Appa Rao considers himself lucky for having access to biscuits as some benevolent passers-by stumbled upon him while he was sleeping empty stomach under Rajmahal Flyover, a busy junction before the lockdown in Bhubaneswar.
“My friends who go to pick discarded plastic and bottles along with me must be having a terrible time. I don’t know where they are. I get about ₹50 a day by selling plastic. It’s enough for me to survive for a day. Now, even if I start collecting discarded polythene and bottles where would I dispose them and get money to buy ration?,” asked the rag-picker, who had made Bhubaneswar his home after migrating from Andhra Pradesh eight years ago.
On a normal day, he would go to any Aahaar Centre that sells subsidized food at ₹5 per meal and sometime get leftover food in residential colonies. Appa Rao does not figure in any list of the poor under public distribution system.
The population of distressed poor both in Bhubaneswar and Cuttack runs into lakhs.
The lockdown announced by the government to prevent spread of COVID-19 could sound the death knell for them before the virus actually knocks them down.
Kanta Pradhan, a maid, appears to be on a better footing. She has been paid one month’s advance salary of ₹2500. But this is not enough for the family of four as her husband in Salia Sahi, the biggest slum of the State, has become jobless following the lockdown restrictions. “If any emergency like health issue comes up, we will surely starve,” she said.
In order to avoid crowding at Aahaar Kendras (centre for subsidized food for the urban poor), the State government has closed down 102 such centres.
Only 36 are functioning near hospitals.
When asked if the State government has any plan to reopen Aahaar Centres for poor who have found themselves in a difficult situation, G. Mathi Vathanan, State Housing and Urban Development Secretary, said, “at present there is no such plan before the government to reopen Aahaar Centres. We would soon come up with a plan to provide them food.”

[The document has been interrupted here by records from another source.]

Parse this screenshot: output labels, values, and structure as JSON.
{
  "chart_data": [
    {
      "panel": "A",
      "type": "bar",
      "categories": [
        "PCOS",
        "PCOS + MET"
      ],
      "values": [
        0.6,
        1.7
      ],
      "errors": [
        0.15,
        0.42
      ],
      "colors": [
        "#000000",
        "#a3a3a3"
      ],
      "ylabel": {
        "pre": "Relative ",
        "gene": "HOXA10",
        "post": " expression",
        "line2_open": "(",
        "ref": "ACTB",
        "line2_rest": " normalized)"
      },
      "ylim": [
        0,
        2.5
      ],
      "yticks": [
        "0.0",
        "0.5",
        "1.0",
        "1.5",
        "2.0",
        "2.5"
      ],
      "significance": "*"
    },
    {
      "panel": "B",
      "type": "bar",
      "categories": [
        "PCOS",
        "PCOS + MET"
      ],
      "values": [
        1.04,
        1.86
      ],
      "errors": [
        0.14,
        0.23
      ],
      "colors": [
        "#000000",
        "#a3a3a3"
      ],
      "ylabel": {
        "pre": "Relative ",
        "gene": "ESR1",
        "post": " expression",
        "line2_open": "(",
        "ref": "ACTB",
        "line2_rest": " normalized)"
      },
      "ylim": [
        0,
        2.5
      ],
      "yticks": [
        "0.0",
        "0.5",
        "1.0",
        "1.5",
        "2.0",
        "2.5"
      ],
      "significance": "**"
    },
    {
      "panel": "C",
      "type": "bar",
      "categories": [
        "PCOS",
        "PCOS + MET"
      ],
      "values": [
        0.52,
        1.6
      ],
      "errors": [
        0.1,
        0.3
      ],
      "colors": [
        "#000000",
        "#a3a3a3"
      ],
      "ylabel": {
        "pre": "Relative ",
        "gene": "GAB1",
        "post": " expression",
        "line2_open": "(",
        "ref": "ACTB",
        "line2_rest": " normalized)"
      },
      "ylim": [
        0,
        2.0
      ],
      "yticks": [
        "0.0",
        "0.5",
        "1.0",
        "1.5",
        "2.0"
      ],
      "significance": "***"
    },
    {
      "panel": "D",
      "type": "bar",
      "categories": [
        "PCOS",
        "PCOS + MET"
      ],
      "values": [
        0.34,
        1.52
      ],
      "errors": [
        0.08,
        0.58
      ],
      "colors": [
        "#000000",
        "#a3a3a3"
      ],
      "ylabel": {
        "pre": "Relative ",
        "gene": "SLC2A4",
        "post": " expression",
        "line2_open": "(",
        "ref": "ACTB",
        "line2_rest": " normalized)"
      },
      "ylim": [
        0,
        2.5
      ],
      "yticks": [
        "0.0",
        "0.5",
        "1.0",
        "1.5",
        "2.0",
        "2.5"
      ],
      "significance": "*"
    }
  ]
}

Shutting down of roadside eateries has made the matter worse.
Following Prime Minister’s call for encouraging service providers, some volunteers have started serving food to on-duty police personnel. However, the charitable organisations are clueless on distribution of cooked or dry food to the urban distressed people. They fear for COVID-19 as well as high handedness of police.
In rural pockets, community often helps poor villagers at the time of crisis. But this time, people are reluctant to come out in fear of contracting the virus.
“The denial of access to food in the districts and towns under lockdown need to be addressed through home delivery mechanism adhering to social distancing. The government must resume emergency feeding programmes that had been discontinued for years in several parts of Odisha,” said Sameet Panda, a lead campaigner of Right To Food campaign.